Despite FERPA’s allowance of this practice, it is still not wise to provide an outside contractor with any data elements that are not expressly required for their task at hand. In the late 1990s, the University of Arizona came under considerable negative attention when the student database containing SSNs was provided to the campus card program’s telecommunications partner, MCI. In this case, while perfectly legal under FERPA it was still viewed by many as a violation of student privacy and, at very least, poor judgement.

What changes are pending to FERPA?

Currently there are no pending changes to FERPA that would impact card programs in any significant manner. There is a proposed amendment that would provide for the acceptance of electronic signatures to fulfill the requirements for “written and signed consent” in cases where non-directory information is to be disclosed. This, however, is merely an effort to bring the legislation up-to-date with electronic signature acceptance as set forth in the E-Sign Act and the Paperwork Reduction Act.

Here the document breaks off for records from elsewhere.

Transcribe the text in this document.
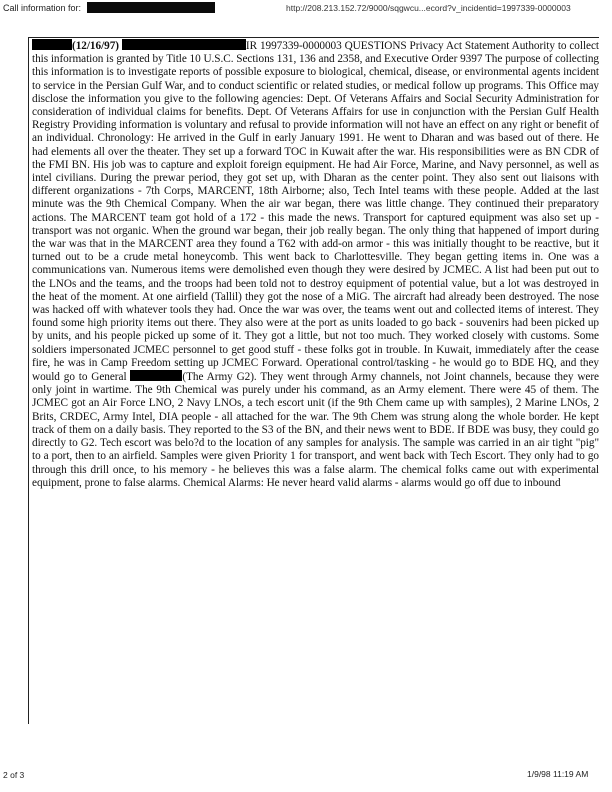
Call information for:	http://208.213.152.72/9000/sqgwcu...ecord?v_incidentid=1997339-0000003

(12/16/97)	IR 1997339-0000003 QUESTIONS Privacy Act Statement Authority to collect this information is granted by Title 10 U.S.C. Sections 131, 136 and 2358, and Executive Order 9397 The purpose of collecting this information is to investigate reports of possible exposure to biological, chemical, disease, or environmental agents incident to service in the Persian Gulf War, and to conduct scientific or related studies, or medical follow up programs. This Office may disclose the information you give to the following agencies: Dept. Of Veterans Affairs and Social Security Administration for consideration of individual claims for benefits. Dept. Of Veterans Affairs for use in conjunction with the Persian Gulf Health Registry Providing information is voluntary and refusal to provide information will not have an effect on any right or benefit of an individual. Chronology: He arrived in the Gulf in early January 1991. He went to Dharan and was based out of there. He had elements all over the theater. They set up a forward TOC in Kuwait after the war. His responsibilities were as BN CDR of the FMI BN. His job was to capture and exploit foreign equipment. He had Air Force, Marine, and Navy personnel, as well as intel civilians. During the prewar period, they got set up, with Dharan as the center point. They also sent out liaisons with different organizations - 7th Corps, MARCENT, 18th Airborne; also, Tech Intel teams with these people. Added at the last minute was the 9th Chemical Company. When the air war began, there was little change. They continued their preparatory actions. The MARCENT team got hold of a 172 - this made the news. Transport for captured equipment was also set up - transport was not organic. When the ground war began, their job really began. The only thing that happened of import during the war was that in the MARCENT area they found a T62 with add-on armor - this was initially thought to be reactive, but it turned out to be a crude metal honeycomb. This went back to Charlottesville. They began getting items in. One was a communications van. Numerous items were demolished even though they were desired by JCMEC. A list had been put out to the LNOs and the teams, and the troops had been told not to destroy equipment of potential value, but a lot was destroyed in the heat of the moment. At one airfield (Tallil) they got the nose of a MiG. The aircraft had already been destroyed. The nose was hacked off with whatever tools they had. Once the war was over, the teams went out and collected items of interest. They found some high priority items out there. They also were at the port as units loaded to go back - souvenirs had been picked up by units, and his people picked up some of it. They got a little, but not too much. They worked closely with customs. Some soldiers impersonated JCMEC personnel to get good stuff - these folks got in trouble. In Kuwait, immediately after the cease fire, he was in Camp Freedom setting up JCMEC Forward. Operational control/tasking - he would go to BDE HQ, and they would go to General	(The Army G2). They went through Army channels, not Joint channels, because they were only joint in wartime. The 9th Chemical was purely under his command, as an Army element. There were 45 of them. The JCMEC got an Air Force LNO, 2 Navy LNOs, a tech escort unit (if the 9th Chem came up with samples), 2 Marine LNOs, 2 Brits, CRDEC, Army Intel, DIA people - all attached for the war. The 9th Chem was strung along the whole border. He kept track of them on a daily basis. They reported to the S3 of the BN, and their news went to BDE. If BDE was busy, they could go directly to G2. Tech escort was belo?d to the location of any samples for analysis. The sample was carried in an air tight "pig" to a port, then to an airfield. Samples were given Priority 1 for transport, and went back with Tech Escort. They only had to go through this drill once, to his memory - he believes this was a false alarm. The chemical folks came out with experimental equipment, prone to false alarms. Chemical Alarms: He never heard valid alarms - alarms would go off due to inbound

2 of 3	1/9/98 11:19 AM
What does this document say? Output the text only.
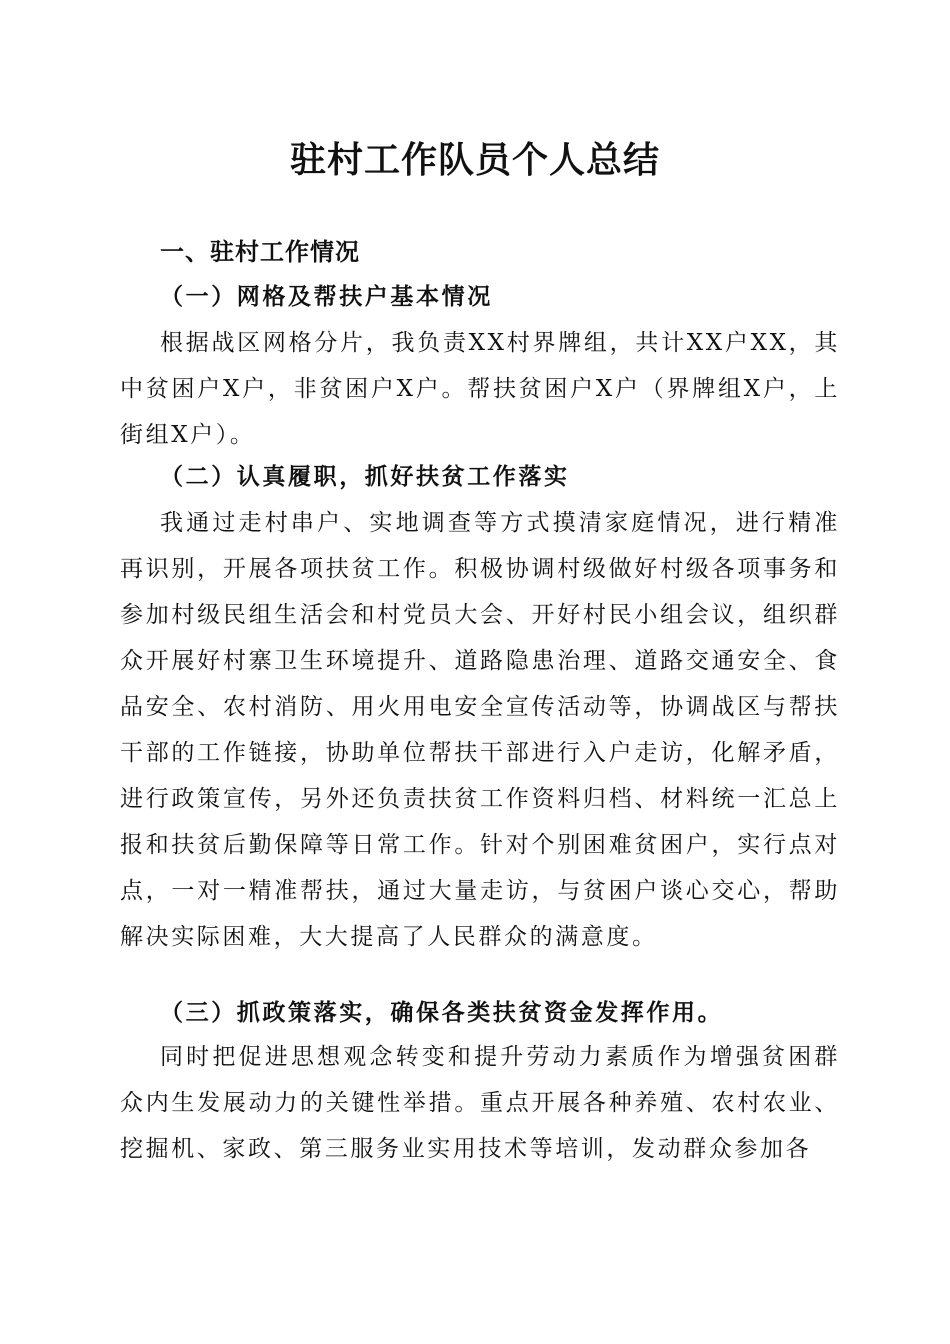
驻村工作队员个人总结
一、驻村工作情况
（一）网格及帮扶户基本情况

根据战区网格分片，我负责XX村界牌组，共计XX户XX，其中贫困户X户，非贫困户X户。帮扶贫困户X户（界牌组X户，上街组X户）。

（二）认真履职，抓好扶贫工作落实

我通过走村串户、实地调查等方式摸清家庭情况，进行精准再识别，开展各项扶贫工作。积极协调村级做好村级各项事务和参加村级民组生活会和村党员大会、开好村民小组会议，组织群众开展好村寨卫生环境提升、道路隐患治理、道路交通安全、食品安全、农村消防、用火用电安全宣传活动等，协调战区与帮扶干部的工作链接，协助单位帮扶干部进行入户走访，化解矛盾，进行政策宣传，另外还负责扶贫工作资料归档、材料统一汇总上报和扶贫后勤保障等日常工作。针对个别困难贫困户，实行点对点，一对一精准帮扶，通过大量走访，与贫困户谈心交心，帮助解决实际困难，大大提高了人民群众的满意度。

（三）抓政策落实，确保各类扶贫资金发挥作用。

同时把促进思想观念转变和提升劳动力素质作为增强贫困群众内生发展动力的关键性举措。重点开展各种养殖、农村农业、挖掘机、家政、第三服务业实用技术等培训，发动群众参加各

So what should card office staff know about FERPA?

The most important thing to know is that there are others on campus who know a lot more about it. Rely on your campus compliance officials, registrar, and legal departments to interpret the regulation and determine specific policies in those areas that are left to institutional decision. From the card office perspective–though this may be contrary to principles of good customer service–when it comes to information disclosure the customer is not always right. Ensure that your staff understands that no information on any student or student account should be disclosed over the phone or in person without the office manager’s approval. And ensure that your manager understands the basics of FERPA.

Err on the side of caution by protecting the information until you are certain it can legally be shared. It can always be provided at a later point but it can never be retrieved once released.